The lights are on but…
It’s unfortunate that the feel doesn’t extend to the city maps themselves. Although citizens can be found walking along the streets, automobiles cruise along the roads, and special events such as garden parties are represented, the city still appears strangely desolate. Although this era was supposedly Atlantic City’s heyday, it’s always the off-season in Omerta. Citizens don’t appear to interact with each other, and it’s difficult to tell one of your gangsters on the way to a drive-by from any other Model-T driving along. It would have been nice to see some more life in the city.
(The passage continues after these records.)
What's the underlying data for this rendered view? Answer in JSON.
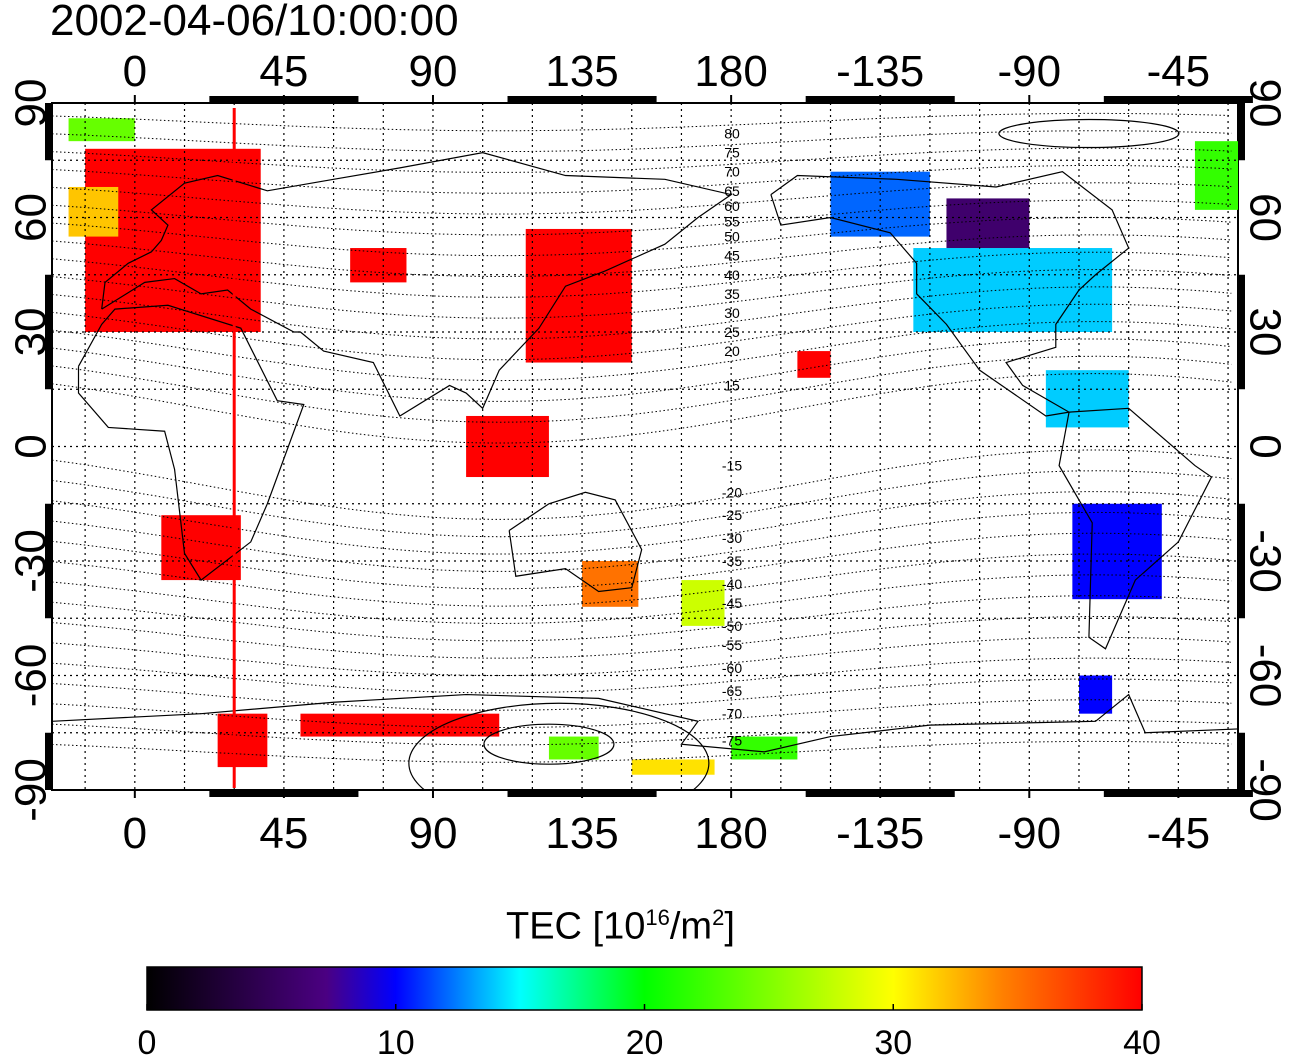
{
  "title": "2002-04-06/10:00:00",
  "map": {
    "lon_ticks": [
      {
        "value": 0,
        "label": "0"
      },
      {
        "value": 45,
        "label": "45"
      },
      {
        "value": 90,
        "label": "90"
      },
      {
        "value": 135,
        "label": "135"
      },
      {
        "value": 180,
        "label": "180"
      },
      {
        "value": 225,
        "label": "-135"
      },
      {
        "value": 270,
        "label": "-90"
      },
      {
        "value": 315,
        "label": "-45"
      }
    ],
    "lat_ticks": [
      {
        "value": 90,
        "label": "90"
      },
      {
        "value": 60,
        "label": "60"
      },
      {
        "value": 30,
        "label": "30"
      },
      {
        "value": 0,
        "label": "0"
      },
      {
        "value": -30,
        "label": "-30"
      },
      {
        "value": -60,
        "label": "-60"
      },
      {
        "value": -90,
        "label": "-90"
      }
    ],
    "lon_range": [
      -25,
      333
    ],
    "lat_range": [
      -90,
      90
    ],
    "grid": "dotted, every 15 degrees",
    "highlighted_meridian": 30,
    "highlight_color": "#ff0000",
    "magnetic_latitude_labels": [
      {
        "label": "80",
        "lat": 82
      },
      {
        "label": "75",
        "lat": 77
      },
      {
        "label": "70",
        "lat": 72
      },
      {
        "label": "65",
        "lat": 67
      },
      {
        "label": "60",
        "lat": 63
      },
      {
        "label": "55",
        "lat": 59
      },
      {
        "label": "50",
        "lat": 55
      },
      {
        "label": "45",
        "lat": 50
      },
      {
        "label": "40",
        "lat": 45
      },
      {
        "label": "35",
        "lat": 40
      },
      {
        "label": "30",
        "lat": 35
      },
      {
        "label": "25",
        "lat": 30
      },
      {
        "label": "20",
        "lat": 25
      },
      {
        "label": "15",
        "lat": 16
      },
      {
        "label": "-15",
        "lat": -5
      },
      {
        "label": "-20",
        "lat": -12
      },
      {
        "label": "-25",
        "lat": -18
      },
      {
        "label": "-30",
        "lat": -24
      },
      {
        "label": "-35",
        "lat": -30
      },
      {
        "label": "-40",
        "lat": -36
      },
      {
        "label": "-45",
        "lat": -41
      },
      {
        "label": "-50",
        "lat": -47
      },
      {
        "label": "-55",
        "lat": -52
      },
      {
        "label": "-60",
        "lat": -58
      },
      {
        "label": "-65",
        "lat": -64
      },
      {
        "label": "-70",
        "lat": -70
      },
      {
        "label": "-75",
        "lat": -77
      }
    ],
    "tec_regions": [
      {
        "lon": [
          -15,
          38
        ],
        "lat": [
          30,
          78
        ],
        "tec": 40
      },
      {
        "lon": [
          -20,
          -5
        ],
        "lat": [
          55,
          68
        ],
        "tec": 32
      },
      {
        "lon": [
          65,
          82
        ],
        "lat": [
          43,
          52
        ],
        "tec": 40
      },
      {
        "lon": [
          118,
          150
        ],
        "lat": [
          22,
          57
        ],
        "tec": 40
      },
      {
        "lon": [
          100,
          125
        ],
        "lat": [
          -8,
          8
        ],
        "tec": 40
      },
      {
        "lon": [
          8,
          32
        ],
        "lat": [
          -35,
          -18
        ],
        "tec": 40
      },
      {
        "lon": [
          135,
          152
        ],
        "lat": [
          -42,
          -30
        ],
        "tec": 35
      },
      {
        "lon": [
          165,
          178
        ],
        "lat": [
          -47,
          -35
        ],
        "tec": 28
      },
      {
        "lon": [
          200,
          210
        ],
        "lat": [
          18,
          25
        ],
        "tec": 40
      },
      {
        "lon": [
          210,
          240
        ],
        "lat": [
          55,
          72
        ],
        "tec": 12
      },
      {
        "lon": [
          235,
          295
        ],
        "lat": [
          30,
          52
        ],
        "tec": 14
      },
      {
        "lon": [
          245,
          270
        ],
        "lat": [
          52,
          65
        ],
        "tec": 6
      },
      {
        "lon": [
          283,
          310
        ],
        "lat": [
          -40,
          -15
        ],
        "tec": 10
      },
      {
        "lon": [
          285,
          295
        ],
        "lat": [
          -70,
          -60
        ],
        "tec": 10
      },
      {
        "lon": [
          275,
          300
        ],
        "lat": [
          5,
          20
        ],
        "tec": 14
      },
      {
        "lon": [
          25,
          40
        ],
        "lat": [
          -84,
          -70
        ],
        "tec": 40
      },
      {
        "lon": [
          50,
          110
        ],
        "lat": [
          -76,
          -70
        ],
        "tec": 40
      },
      {
        "lon": [
          125,
          140
        ],
        "lat": [
          -82,
          -76
        ],
        "tec": 24
      },
      {
        "lon": [
          180,
          200
        ],
        "lat": [
          -82,
          -76
        ],
        "tec": 22
      },
      {
        "lon": [
          150,
          175
        ],
        "lat": [
          -86,
          -82
        ],
        "tec": 31
      },
      {
        "lon": [
          320,
          333
        ],
        "lat": [
          62,
          80
        ],
        "tec": 22
      },
      {
        "lon": [
          -20,
          0
        ],
        "lat": [
          80,
          86
        ],
        "tec": 24
      }
    ]
  },
  "colorbar": {
    "label_main": "TEC  [10",
    "label_exp1": "16",
    "label_mid": "/m",
    "label_exp2": "2",
    "label_end": "]",
    "ticks": [
      "0",
      "10",
      "20",
      "30",
      "40"
    ],
    "range": [
      0,
      40
    ]
  },
  "colors": {
    "stops": [
      "#000000",
      "#4b0082",
      "#0000ff",
      "#00ffff",
      "#00ff00",
      "#ffff00",
      "#ff8000",
      "#ff0000"
    ]
  }
}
Omerta’s best offering is its single-player story mode, which tracks your character’s arrival to the United States all the way through his rise through the ranks of the underworld. There is a sandbox mode, which is, quite frankly, absolutely pointless. Plot aside, the two main challenges in Omerta lie in acquiring money to build your criminal empire and fighting rival gangs; in sandbox, you start with an obscene amount of cash, and there are no NPC players. It’s literally a sandbox of the game, where you can test drive the game in what feels almost like a cheat mode. I gave up on it after about five minutes. There’s also a multiplayer mode, which includes four combat scenarios. Although I didn’t get it for the multiplayer, it would have been nice to see the multiplayer extend to the city map itself.
Why you gotta be so nice…
Omerta: City of Gangsters is a title which held so much promise. The subject matter is fascinating and as-yet still reasonably fresh (in contrast to, say, World War II), and Haemimont’s Tropico series implied that Omerta would be a similarly complex management game with the added bonus of tactical combat and an RPG-like character system. Maybe all that promise is why the game winds up being so disappointing. It’s simply too easy, with details that add little or nothing to the actual game. It’s as if the game defaults to “god mode” right from the start. Although the combat does offer some challenge, the fact that your characters never die, merely stay “injured” for a few minutes, remove the sting of loss. Without consequences, losing ceases to matter much, and the motivation to play wanes as it quickly becomes evident that, whatever choices you make, you will more than likely win.
Despite being an entertaining casual game with a lot of character, it’s tough to recommend Omerta, especially at its price point. There simply isn’t enough content or challenge to merit the AAA title price. Save your money. Wait for a sale, buy Tropico 4 and X-Com: Enemy Unknown. Alternate between both games and put The Public Enemy on in the background.
Note: In response to customer feedback (translation: the forums caught fire), the developers are preparing a patch which is supposed to fix the bugs and modify the game, most promisingly by expanding on the sandbox mode. If the patch makes good on the changes promised, and hopefully adds a little more to the economic end, I would change my rating. Until that happens, I’m rating the game they released.